By Bob Gordon

Located in Kingston, Frontenac Institution is a minimum-security federal prison that includes one of six prison farms operated by Corcan, the employment training arm of Corrections Services Canada (CSC). For more than 60 years, inmates have farmed its 360 hectares. The Kingston area is home to a cluster of CSC institutions that benefit directly from the low-cost eggs and milk produced at Frontenac, as do local food banks that receive food donations.

In 1999, Ducks Unlimited Canada – with the cooperation and support of CSC, Environment Canada and the Kingston Wetlands Working Group, a cooperative partnership of 11 organizations and agencies including the Kingston Field Naturalists – initiated the restoration of five wetlands on the property. The project allowed inmates to witness the revitalization of their natural landscape and contributed to the hands-on learning that makes the Frontenac project unique.

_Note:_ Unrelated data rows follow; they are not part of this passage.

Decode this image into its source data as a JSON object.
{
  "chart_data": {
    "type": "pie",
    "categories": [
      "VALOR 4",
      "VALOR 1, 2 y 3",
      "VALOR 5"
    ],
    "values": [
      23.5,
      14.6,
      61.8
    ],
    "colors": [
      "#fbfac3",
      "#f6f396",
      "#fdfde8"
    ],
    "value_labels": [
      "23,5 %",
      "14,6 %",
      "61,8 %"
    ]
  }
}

In March, CSC announced that the federal government would be phasing out its six Corcan farms across Ontario and the rest of Canada over a period of two years. The government proposes to divert the $4 million or so in operating costs to other training programs. Corcan acknowledges that the Frontenac Institution farm is in the black even if the prison farm program as a whole is in debt. Says Christa McGregor, senior media relations officer with CSC, “We determined that very few ex-inmates were obtaining work in agriculture.”

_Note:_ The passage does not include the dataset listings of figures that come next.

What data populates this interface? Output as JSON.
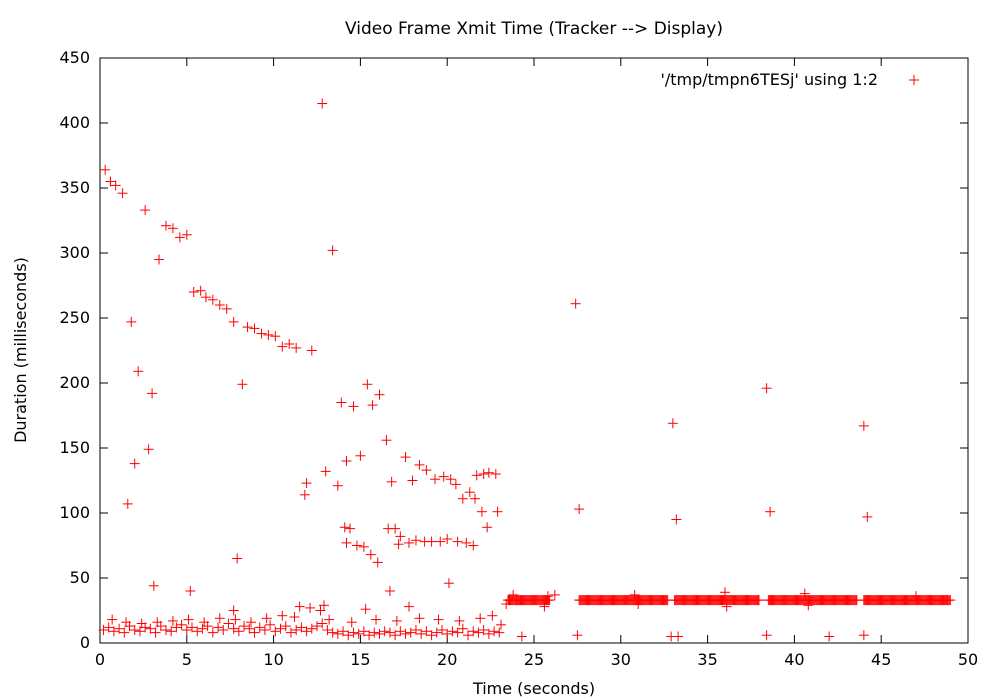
{
  "chart_data": {
    "type": "scatter",
    "title": "Video Frame Xmit Time (Tracker --> Display)",
    "xlabel": "Time (seconds)",
    "ylabel": "Duration (milliseconds)",
    "xlim": [
      0,
      50
    ],
    "ylim": [
      0,
      450
    ],
    "xticks": [
      0,
      5,
      10,
      15,
      20,
      25,
      30,
      35,
      40,
      45,
      50
    ],
    "yticks": [
      0,
      50,
      100,
      150,
      200,
      250,
      300,
      350,
      400,
      450
    ],
    "grid": false,
    "legend_position": "top-right",
    "marker": "+",
    "series": [
      {
        "name": "'/tmp/tmpn6TESj' using 1:2",
        "color": "#ff0000",
        "points": [
          [
            0.3,
            364
          ],
          [
            0.6,
            355
          ],
          [
            0.9,
            352
          ],
          [
            1.3,
            346
          ],
          [
            1.6,
            107
          ],
          [
            1.8,
            247
          ],
          [
            2.0,
            138
          ],
          [
            2.2,
            209
          ],
          [
            2.6,
            333
          ],
          [
            2.8,
            149
          ],
          [
            3.0,
            192
          ],
          [
            3.1,
            44
          ],
          [
            3.4,
            295
          ],
          [
            3.8,
            321
          ],
          [
            4.2,
            319
          ],
          [
            4.6,
            312
          ],
          [
            5.0,
            314
          ],
          [
            5.2,
            40
          ],
          [
            5.4,
            270
          ],
          [
            5.8,
            271
          ],
          [
            6.1,
            266
          ],
          [
            6.5,
            264
          ],
          [
            6.9,
            260
          ],
          [
            7.3,
            257
          ],
          [
            7.7,
            247
          ],
          [
            7.9,
            65
          ],
          [
            8.2,
            199
          ],
          [
            8.5,
            243
          ],
          [
            8.9,
            242
          ],
          [
            9.3,
            238
          ],
          [
            9.7,
            237
          ],
          [
            10.1,
            236
          ],
          [
            10.5,
            228
          ],
          [
            10.9,
            230
          ],
          [
            11.3,
            227
          ],
          [
            11.8,
            114
          ],
          [
            11.9,
            123
          ],
          [
            12.2,
            225
          ],
          [
            12.8,
            415
          ],
          [
            13.0,
            132
          ],
          [
            13.4,
            302
          ],
          [
            13.7,
            121
          ],
          [
            13.9,
            185
          ],
          [
            14.1,
            89
          ],
          [
            14.2,
            140
          ],
          [
            14.2,
            77
          ],
          [
            14.4,
            88
          ],
          [
            14.6,
            182
          ],
          [
            14.8,
            75
          ],
          [
            15.0,
            144
          ],
          [
            15.2,
            74
          ],
          [
            15.4,
            199
          ],
          [
            15.6,
            68
          ],
          [
            15.7,
            183
          ],
          [
            16.0,
            62
          ],
          [
            16.1,
            191
          ],
          [
            16.5,
            156
          ],
          [
            16.6,
            88
          ],
          [
            16.8,
            124
          ],
          [
            17.0,
            88
          ],
          [
            17.2,
            76
          ],
          [
            17.3,
            82
          ],
          [
            17.6,
            143
          ],
          [
            17.8,
            77
          ],
          [
            18.0,
            125
          ],
          [
            18.2,
            79
          ],
          [
            18.4,
            137
          ],
          [
            18.7,
            78
          ],
          [
            18.8,
            133
          ],
          [
            19.1,
            78
          ],
          [
            19.3,
            126
          ],
          [
            19.6,
            78
          ],
          [
            19.8,
            128
          ],
          [
            20.0,
            80
          ],
          [
            20.1,
            46
          ],
          [
            20.2,
            126
          ],
          [
            20.5,
            122
          ],
          [
            20.6,
            78
          ],
          [
            20.9,
            111
          ],
          [
            21.1,
            77
          ],
          [
            21.3,
            116
          ],
          [
            21.5,
            75
          ],
          [
            21.6,
            111
          ],
          [
            21.7,
            129
          ],
          [
            22.0,
            101
          ],
          [
            22.1,
            130
          ],
          [
            22.3,
            89
          ],
          [
            22.4,
            131
          ],
          [
            22.8,
            130
          ],
          [
            22.9,
            101
          ],
          [
            27.4,
            261
          ],
          [
            27.6,
            103
          ],
          [
            33.0,
            169
          ],
          [
            33.2,
            95
          ],
          [
            38.4,
            196
          ],
          [
            38.6,
            101
          ],
          [
            44.0,
            167
          ],
          [
            44.2,
            97
          ],
          [
            16.7,
            40
          ],
          [
            17.8,
            28
          ],
          [
            15.3,
            26
          ],
          [
            12.7,
            25
          ],
          [
            12.9,
            29
          ],
          [
            7.7,
            25
          ],
          [
            0.2,
            10
          ],
          [
            0.5,
            12
          ],
          [
            0.8,
            9
          ],
          [
            1.1,
            11
          ],
          [
            1.4,
            8
          ],
          [
            1.7,
            13
          ],
          [
            2.0,
            10
          ],
          [
            2.3,
            9
          ],
          [
            2.6,
            12
          ],
          [
            2.9,
            11
          ],
          [
            3.2,
            8
          ],
          [
            3.5,
            13
          ],
          [
            3.8,
            10
          ],
          [
            4.1,
            9
          ],
          [
            4.4,
            12
          ],
          [
            4.7,
            14
          ],
          [
            5.0,
            10
          ],
          [
            5.3,
            12
          ],
          [
            5.6,
            9
          ],
          [
            5.9,
            11
          ],
          [
            6.2,
            13
          ],
          [
            6.5,
            8
          ],
          [
            6.8,
            12
          ],
          [
            7.1,
            10
          ],
          [
            7.4,
            15
          ],
          [
            7.7,
            11
          ],
          [
            8.0,
            9
          ],
          [
            8.3,
            13
          ],
          [
            8.6,
            11
          ],
          [
            8.9,
            8
          ],
          [
            9.2,
            12
          ],
          [
            9.5,
            10
          ],
          [
            9.8,
            14
          ],
          [
            10.1,
            9
          ],
          [
            10.4,
            11
          ],
          [
            10.7,
            13
          ],
          [
            11.0,
            8
          ],
          [
            11.3,
            10
          ],
          [
            11.6,
            12
          ],
          [
            11.9,
            9
          ],
          [
            12.2,
            11
          ],
          [
            12.5,
            13
          ],
          [
            12.8,
            15
          ],
          [
            13.1,
            10
          ],
          [
            13.4,
            8
          ],
          [
            13.7,
            7
          ],
          [
            14.0,
            9
          ],
          [
            14.3,
            6
          ],
          [
            14.6,
            8
          ],
          [
            14.9,
            7
          ],
          [
            15.2,
            9
          ],
          [
            15.5,
            6
          ],
          [
            15.8,
            8
          ],
          [
            16.1,
            7
          ],
          [
            16.4,
            9
          ],
          [
            16.7,
            8
          ],
          [
            17.0,
            6
          ],
          [
            17.3,
            9
          ],
          [
            17.6,
            7
          ],
          [
            17.9,
            8
          ],
          [
            18.2,
            10
          ],
          [
            18.5,
            7
          ],
          [
            18.8,
            9
          ],
          [
            19.1,
            6
          ],
          [
            19.4,
            8
          ],
          [
            19.7,
            10
          ],
          [
            20.0,
            7
          ],
          [
            20.3,
            9
          ],
          [
            20.6,
            8
          ],
          [
            20.9,
            11
          ],
          [
            21.2,
            6
          ],
          [
            21.5,
            9
          ],
          [
            21.8,
            8
          ],
          [
            22.1,
            10
          ],
          [
            22.4,
            7
          ],
          [
            22.7,
            9
          ],
          [
            23.0,
            8
          ],
          [
            0.7,
            18
          ],
          [
            1.5,
            16
          ],
          [
            2.4,
            15
          ],
          [
            3.3,
            16
          ],
          [
            4.2,
            17
          ],
          [
            5.1,
            18
          ],
          [
            6.0,
            16
          ],
          [
            6.9,
            19
          ],
          [
            7.8,
            18
          ],
          [
            8.7,
            16
          ],
          [
            9.6,
            19
          ],
          [
            10.5,
            21
          ],
          [
            11.2,
            20
          ],
          [
            11.5,
            28
          ],
          [
            12.1,
            27
          ],
          [
            13.2,
            18
          ],
          [
            14.5,
            16
          ],
          [
            15.9,
            18
          ],
          [
            17.1,
            17
          ],
          [
            18.4,
            19
          ],
          [
            19.5,
            18
          ],
          [
            20.7,
            17
          ],
          [
            21.9,
            19
          ],
          [
            22.6,
            21
          ],
          [
            23.1,
            14
          ],
          [
            23.4,
            30
          ],
          [
            23.6,
            33
          ],
          [
            23.8,
            37
          ],
          [
            24.0,
            33
          ],
          [
            24.3,
            5
          ],
          [
            25.6,
            28
          ],
          [
            25.8,
            36
          ],
          [
            26.2,
            37
          ],
          [
            27.5,
            6
          ],
          [
            30.8,
            37
          ],
          [
            31.0,
            30
          ],
          [
            32.9,
            5
          ],
          [
            33.3,
            5
          ],
          [
            36.0,
            39
          ],
          [
            36.1,
            28
          ],
          [
            38.4,
            6
          ],
          [
            40.6,
            38
          ],
          [
            40.8,
            29
          ],
          [
            42.0,
            5
          ],
          [
            44.0,
            6
          ],
          [
            47.0,
            36
          ],
          [
            48.8,
            33
          ]
        ],
        "bands": [
          {
            "x_start": 23.5,
            "x_end": 25.9,
            "y": 33
          },
          {
            "x_start": 27.6,
            "x_end": 32.7,
            "y": 33
          },
          {
            "x_start": 33.1,
            "x_end": 38.0,
            "y": 33
          },
          {
            "x_start": 38.5,
            "x_end": 43.6,
            "y": 33
          },
          {
            "x_start": 44.0,
            "x_end": 49.0,
            "y": 33
          }
        ]
      }
    ]
  }
}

Whether that is the point of the program, however, is an open question. Critics of the closures, including the Save Our Farms campaign, a group made up of individuals who have worked in the fields with the inmates, argue that agricultural training improves skills that can be transferred to other fields.

The groups protesting the closures hope to persuade Peter Van Loan, Minister of Public Safety (responsible for CSC), to visit Frontenac and review the closure plan before 2010.